After formatting the drive to be half public and half private, we ruminated over which partition to copy what to. Images (with our copyright stuck into the Exif header) went into the public partition. Text into the private.

Having a luxurious 4-GB in each partition really absolved us of any difficult decisions. And as we worked on a Windows product review, we really appreciated the drive's public partition for transferring images between boxes. Of course any drive could have done that (except the Verbatim does enforce a PC format on the public partition that OS X has no trouble negotiating).

Transfer speed was much faster than our throw-away thumb drives. A copy of a 5-MB image file from the hard disk to the hard disk averaged 547 megabits a second, from the hard disk to the Verbatim 91-Mbits/second, to another thumb drive 23-Mbits/second and to yet another only 7-Mbits/second.
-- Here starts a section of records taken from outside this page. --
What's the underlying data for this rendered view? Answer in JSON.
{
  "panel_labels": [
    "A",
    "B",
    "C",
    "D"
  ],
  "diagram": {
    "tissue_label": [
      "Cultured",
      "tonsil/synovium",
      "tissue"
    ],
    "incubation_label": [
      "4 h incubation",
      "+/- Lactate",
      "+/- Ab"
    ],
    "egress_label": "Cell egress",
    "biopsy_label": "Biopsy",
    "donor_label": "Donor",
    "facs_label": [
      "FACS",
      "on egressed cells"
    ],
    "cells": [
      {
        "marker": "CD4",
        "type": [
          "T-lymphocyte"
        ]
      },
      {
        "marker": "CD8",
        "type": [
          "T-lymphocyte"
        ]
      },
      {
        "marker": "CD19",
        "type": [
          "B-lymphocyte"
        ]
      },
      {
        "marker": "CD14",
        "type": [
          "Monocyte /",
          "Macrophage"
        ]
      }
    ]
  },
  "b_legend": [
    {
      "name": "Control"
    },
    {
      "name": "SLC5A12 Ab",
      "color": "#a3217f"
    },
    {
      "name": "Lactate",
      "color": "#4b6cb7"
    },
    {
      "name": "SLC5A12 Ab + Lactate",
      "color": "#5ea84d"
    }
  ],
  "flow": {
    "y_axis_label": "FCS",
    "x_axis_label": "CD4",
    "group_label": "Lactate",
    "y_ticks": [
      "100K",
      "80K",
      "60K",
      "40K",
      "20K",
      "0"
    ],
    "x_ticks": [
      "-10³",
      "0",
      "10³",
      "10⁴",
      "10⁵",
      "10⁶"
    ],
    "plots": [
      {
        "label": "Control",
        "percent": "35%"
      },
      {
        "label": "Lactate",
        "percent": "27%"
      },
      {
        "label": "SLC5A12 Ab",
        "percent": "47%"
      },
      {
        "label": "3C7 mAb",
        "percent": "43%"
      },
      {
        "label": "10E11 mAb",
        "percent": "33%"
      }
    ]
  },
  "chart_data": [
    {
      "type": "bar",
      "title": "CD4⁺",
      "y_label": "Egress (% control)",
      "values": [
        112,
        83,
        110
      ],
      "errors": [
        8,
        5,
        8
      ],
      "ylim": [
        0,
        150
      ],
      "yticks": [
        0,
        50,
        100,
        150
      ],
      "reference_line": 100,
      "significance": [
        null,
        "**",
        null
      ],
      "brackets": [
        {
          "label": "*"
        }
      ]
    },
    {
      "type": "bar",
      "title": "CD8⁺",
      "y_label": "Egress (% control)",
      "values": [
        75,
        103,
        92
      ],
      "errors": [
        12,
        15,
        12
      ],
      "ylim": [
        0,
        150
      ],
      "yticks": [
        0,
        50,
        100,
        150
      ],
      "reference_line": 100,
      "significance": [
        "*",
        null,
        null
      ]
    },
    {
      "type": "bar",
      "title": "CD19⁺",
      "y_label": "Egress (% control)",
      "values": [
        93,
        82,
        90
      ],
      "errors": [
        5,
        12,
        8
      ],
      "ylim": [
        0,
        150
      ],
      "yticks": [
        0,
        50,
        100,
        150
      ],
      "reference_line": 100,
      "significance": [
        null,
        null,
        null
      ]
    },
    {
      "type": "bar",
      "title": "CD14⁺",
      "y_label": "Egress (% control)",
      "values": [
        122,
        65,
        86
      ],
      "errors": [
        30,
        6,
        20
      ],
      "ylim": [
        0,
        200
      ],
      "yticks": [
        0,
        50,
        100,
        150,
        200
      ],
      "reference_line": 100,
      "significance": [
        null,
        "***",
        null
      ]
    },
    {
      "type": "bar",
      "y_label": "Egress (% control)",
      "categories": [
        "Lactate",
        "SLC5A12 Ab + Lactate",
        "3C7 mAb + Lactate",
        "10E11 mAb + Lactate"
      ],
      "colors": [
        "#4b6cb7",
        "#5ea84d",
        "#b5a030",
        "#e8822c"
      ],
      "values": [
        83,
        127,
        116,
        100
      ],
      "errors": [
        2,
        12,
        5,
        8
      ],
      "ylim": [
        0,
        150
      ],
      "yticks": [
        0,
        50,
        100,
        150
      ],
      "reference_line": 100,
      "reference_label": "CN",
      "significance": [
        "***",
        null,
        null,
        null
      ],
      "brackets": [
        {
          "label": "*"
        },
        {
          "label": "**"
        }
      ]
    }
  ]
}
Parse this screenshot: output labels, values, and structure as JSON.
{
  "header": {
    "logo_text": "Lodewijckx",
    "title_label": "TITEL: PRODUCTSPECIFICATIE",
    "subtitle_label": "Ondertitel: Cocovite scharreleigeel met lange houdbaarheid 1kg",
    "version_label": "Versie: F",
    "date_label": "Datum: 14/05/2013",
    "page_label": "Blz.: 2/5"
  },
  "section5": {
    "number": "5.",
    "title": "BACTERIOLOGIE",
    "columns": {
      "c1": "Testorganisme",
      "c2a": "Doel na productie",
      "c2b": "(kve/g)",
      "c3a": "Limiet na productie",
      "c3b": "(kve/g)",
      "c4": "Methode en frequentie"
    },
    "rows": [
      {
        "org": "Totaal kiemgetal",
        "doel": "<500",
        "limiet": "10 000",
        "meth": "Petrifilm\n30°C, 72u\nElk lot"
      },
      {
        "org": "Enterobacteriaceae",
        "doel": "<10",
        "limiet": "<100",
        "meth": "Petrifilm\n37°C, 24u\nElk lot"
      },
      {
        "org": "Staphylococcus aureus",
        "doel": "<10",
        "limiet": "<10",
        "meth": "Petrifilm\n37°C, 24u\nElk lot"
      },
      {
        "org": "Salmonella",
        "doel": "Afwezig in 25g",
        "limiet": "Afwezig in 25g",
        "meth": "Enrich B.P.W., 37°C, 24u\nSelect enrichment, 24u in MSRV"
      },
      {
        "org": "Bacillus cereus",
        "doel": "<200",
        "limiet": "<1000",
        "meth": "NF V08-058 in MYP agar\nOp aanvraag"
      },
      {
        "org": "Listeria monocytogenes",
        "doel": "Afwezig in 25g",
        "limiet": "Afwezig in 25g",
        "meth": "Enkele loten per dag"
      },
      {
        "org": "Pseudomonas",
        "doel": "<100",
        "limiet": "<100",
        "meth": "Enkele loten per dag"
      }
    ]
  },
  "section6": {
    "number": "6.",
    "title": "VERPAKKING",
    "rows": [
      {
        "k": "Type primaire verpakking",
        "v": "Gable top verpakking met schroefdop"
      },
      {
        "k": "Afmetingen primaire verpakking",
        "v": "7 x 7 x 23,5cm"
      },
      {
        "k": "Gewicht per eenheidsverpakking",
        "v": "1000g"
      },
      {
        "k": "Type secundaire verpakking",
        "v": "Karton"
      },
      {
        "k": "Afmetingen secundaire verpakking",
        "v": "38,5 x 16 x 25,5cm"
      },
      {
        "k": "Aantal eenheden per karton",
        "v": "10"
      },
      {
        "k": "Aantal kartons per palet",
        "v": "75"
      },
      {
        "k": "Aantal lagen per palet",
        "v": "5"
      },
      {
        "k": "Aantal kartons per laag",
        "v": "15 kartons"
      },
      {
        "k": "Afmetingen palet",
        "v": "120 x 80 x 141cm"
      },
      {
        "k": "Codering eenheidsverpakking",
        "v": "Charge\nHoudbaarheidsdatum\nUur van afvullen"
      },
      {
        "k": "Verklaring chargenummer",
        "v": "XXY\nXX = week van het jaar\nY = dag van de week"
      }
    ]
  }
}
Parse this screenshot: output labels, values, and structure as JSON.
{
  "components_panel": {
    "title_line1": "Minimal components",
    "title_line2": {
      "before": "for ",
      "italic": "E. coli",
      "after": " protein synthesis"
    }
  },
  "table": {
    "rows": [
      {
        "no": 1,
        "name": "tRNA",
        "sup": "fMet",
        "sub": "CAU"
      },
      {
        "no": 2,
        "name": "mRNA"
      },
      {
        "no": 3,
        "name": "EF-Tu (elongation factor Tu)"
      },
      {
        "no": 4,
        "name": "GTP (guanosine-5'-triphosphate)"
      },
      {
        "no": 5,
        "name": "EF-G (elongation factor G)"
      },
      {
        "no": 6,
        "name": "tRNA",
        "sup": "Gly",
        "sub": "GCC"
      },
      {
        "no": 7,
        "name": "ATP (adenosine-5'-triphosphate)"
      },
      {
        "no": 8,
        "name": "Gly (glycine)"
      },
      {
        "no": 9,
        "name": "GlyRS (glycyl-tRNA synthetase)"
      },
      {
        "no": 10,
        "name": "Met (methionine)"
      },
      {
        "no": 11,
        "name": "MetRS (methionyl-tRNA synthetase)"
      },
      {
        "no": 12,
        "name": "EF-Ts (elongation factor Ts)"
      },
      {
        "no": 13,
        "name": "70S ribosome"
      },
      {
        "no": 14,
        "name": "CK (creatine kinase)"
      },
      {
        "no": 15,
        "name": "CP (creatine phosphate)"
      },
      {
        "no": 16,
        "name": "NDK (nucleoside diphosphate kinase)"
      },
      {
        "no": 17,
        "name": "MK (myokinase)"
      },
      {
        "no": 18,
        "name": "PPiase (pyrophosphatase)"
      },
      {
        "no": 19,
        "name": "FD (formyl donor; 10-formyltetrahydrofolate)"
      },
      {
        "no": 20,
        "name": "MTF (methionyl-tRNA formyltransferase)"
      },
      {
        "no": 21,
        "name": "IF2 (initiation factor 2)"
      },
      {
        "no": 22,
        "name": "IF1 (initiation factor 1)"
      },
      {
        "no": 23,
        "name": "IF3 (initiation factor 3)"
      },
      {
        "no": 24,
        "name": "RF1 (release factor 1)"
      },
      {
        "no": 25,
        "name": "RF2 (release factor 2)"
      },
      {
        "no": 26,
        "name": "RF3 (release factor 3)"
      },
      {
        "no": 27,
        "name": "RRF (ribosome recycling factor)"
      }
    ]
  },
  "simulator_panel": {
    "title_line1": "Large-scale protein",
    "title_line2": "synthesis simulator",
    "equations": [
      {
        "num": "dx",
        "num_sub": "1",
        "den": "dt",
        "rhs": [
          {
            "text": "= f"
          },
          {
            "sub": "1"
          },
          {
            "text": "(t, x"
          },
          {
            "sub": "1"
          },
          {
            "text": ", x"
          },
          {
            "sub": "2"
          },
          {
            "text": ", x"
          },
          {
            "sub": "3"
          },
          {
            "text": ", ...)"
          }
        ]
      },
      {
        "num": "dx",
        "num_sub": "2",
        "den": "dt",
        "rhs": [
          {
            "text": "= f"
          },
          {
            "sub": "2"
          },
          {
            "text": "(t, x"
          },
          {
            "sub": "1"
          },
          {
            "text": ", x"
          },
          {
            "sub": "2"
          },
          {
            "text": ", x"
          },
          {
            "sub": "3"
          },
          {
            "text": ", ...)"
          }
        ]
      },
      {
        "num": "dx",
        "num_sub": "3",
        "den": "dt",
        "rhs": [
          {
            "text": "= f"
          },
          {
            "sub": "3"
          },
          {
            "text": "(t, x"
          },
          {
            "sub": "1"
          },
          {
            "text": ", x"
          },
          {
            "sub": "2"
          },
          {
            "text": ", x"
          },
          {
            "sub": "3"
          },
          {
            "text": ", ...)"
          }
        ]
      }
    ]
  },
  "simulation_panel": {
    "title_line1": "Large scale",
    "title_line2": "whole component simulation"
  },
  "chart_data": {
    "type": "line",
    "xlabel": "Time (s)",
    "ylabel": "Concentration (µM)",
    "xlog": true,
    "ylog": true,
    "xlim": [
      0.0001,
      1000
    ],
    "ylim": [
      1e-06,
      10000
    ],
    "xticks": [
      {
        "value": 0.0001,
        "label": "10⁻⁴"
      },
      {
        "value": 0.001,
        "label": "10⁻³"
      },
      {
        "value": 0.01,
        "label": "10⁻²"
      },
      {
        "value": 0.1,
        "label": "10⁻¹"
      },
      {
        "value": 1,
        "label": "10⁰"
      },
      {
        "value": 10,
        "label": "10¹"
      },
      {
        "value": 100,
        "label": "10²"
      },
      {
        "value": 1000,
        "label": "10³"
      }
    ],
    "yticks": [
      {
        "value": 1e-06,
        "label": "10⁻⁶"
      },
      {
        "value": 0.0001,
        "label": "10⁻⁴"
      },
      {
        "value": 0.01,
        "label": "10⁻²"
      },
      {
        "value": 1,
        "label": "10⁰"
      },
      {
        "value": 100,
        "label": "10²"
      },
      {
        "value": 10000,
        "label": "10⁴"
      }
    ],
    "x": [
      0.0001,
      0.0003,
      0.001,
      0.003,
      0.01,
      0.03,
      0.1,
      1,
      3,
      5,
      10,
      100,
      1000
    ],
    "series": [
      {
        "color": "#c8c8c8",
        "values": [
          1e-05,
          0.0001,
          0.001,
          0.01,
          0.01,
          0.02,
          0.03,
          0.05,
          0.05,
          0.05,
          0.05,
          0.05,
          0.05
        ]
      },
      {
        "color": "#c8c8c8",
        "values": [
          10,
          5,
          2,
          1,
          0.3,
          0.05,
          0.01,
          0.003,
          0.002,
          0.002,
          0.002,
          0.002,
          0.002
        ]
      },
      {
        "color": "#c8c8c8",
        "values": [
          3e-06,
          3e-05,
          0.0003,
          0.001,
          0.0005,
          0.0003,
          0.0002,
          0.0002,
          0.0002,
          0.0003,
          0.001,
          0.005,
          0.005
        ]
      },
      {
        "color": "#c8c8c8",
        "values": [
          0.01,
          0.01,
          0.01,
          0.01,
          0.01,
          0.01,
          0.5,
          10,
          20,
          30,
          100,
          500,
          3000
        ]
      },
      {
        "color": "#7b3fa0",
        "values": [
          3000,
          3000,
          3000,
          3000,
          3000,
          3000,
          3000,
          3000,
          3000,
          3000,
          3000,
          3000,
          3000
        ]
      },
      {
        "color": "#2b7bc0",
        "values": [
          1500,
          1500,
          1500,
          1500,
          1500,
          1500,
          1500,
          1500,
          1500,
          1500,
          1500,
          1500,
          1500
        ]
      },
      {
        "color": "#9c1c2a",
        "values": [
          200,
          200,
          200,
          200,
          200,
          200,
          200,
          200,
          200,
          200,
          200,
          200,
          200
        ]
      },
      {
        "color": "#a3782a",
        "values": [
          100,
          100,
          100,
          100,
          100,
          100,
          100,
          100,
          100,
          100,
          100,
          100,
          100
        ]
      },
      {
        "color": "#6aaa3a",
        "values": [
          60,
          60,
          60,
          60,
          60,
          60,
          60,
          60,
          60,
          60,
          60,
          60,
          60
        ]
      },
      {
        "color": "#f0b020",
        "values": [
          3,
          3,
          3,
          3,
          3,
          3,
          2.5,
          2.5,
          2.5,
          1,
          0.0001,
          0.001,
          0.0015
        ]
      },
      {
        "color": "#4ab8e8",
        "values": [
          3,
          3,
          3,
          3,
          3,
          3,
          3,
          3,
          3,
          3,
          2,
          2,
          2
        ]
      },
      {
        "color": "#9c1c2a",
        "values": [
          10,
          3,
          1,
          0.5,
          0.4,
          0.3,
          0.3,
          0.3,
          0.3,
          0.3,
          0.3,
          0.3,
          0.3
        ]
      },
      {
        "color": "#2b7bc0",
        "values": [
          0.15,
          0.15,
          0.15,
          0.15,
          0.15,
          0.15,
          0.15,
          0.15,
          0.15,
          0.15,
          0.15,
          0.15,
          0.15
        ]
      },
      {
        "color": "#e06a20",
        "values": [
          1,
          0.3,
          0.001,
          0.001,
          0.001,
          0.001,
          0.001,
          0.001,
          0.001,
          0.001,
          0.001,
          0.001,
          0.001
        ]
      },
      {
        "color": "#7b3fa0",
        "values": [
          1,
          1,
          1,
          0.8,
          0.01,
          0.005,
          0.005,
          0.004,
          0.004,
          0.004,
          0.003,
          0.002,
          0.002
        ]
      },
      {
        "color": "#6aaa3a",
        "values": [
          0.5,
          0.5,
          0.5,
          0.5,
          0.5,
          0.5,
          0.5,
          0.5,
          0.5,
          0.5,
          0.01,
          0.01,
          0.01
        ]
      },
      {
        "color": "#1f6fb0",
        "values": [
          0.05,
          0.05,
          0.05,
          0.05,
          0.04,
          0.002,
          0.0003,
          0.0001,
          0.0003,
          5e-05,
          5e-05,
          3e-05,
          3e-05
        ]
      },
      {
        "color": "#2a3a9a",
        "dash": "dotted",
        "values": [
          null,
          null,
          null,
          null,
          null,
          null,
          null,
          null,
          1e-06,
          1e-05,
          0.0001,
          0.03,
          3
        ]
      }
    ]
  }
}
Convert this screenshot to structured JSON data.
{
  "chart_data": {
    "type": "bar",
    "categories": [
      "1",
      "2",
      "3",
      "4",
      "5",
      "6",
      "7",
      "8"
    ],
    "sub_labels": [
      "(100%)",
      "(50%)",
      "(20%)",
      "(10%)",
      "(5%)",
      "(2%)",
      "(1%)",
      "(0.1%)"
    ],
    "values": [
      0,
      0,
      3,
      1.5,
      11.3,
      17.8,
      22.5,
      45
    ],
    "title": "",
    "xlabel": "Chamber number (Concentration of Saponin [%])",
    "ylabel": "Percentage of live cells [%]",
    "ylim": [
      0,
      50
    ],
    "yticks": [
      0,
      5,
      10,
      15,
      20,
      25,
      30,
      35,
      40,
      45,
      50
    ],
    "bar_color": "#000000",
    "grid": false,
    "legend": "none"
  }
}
We did access the private data on a couple of Macs with V-Safe installed. No problem.

In fact, usability was pretty stellar. The public option was transparently simple. Just plug the drive in to use it. And the private option required no more than launching V-Safe and entering a password to mount that partition. We thought, at first, that was a lot of work until we tried TrueCrypt.

Had we been traveling with important private or client documents, the private partition would have been even more important. It simply can't be touched without V-Safe and the password. But perhaps even more importantly, it won't even be noticed.

CONCLUSION | Back to Contents

Buying a camera doesn't make you a photographer. Taking pictures makes you a photographer. And to prove you took pictures, you'll have to store them. You can certainly store them on any device but larger thumb drives require less power and are more convenient than external drives or media like CDs and DVDs, assets that are particularly important on the road.

By adding a secure partition to its thumb drive, Verbatim has made a throw-away storage medium into a valuable peripheral. A digital wallet that won't compromise you even if it's lost, the Store 'n' Go is a well-executed solution to a problem every photographer faces.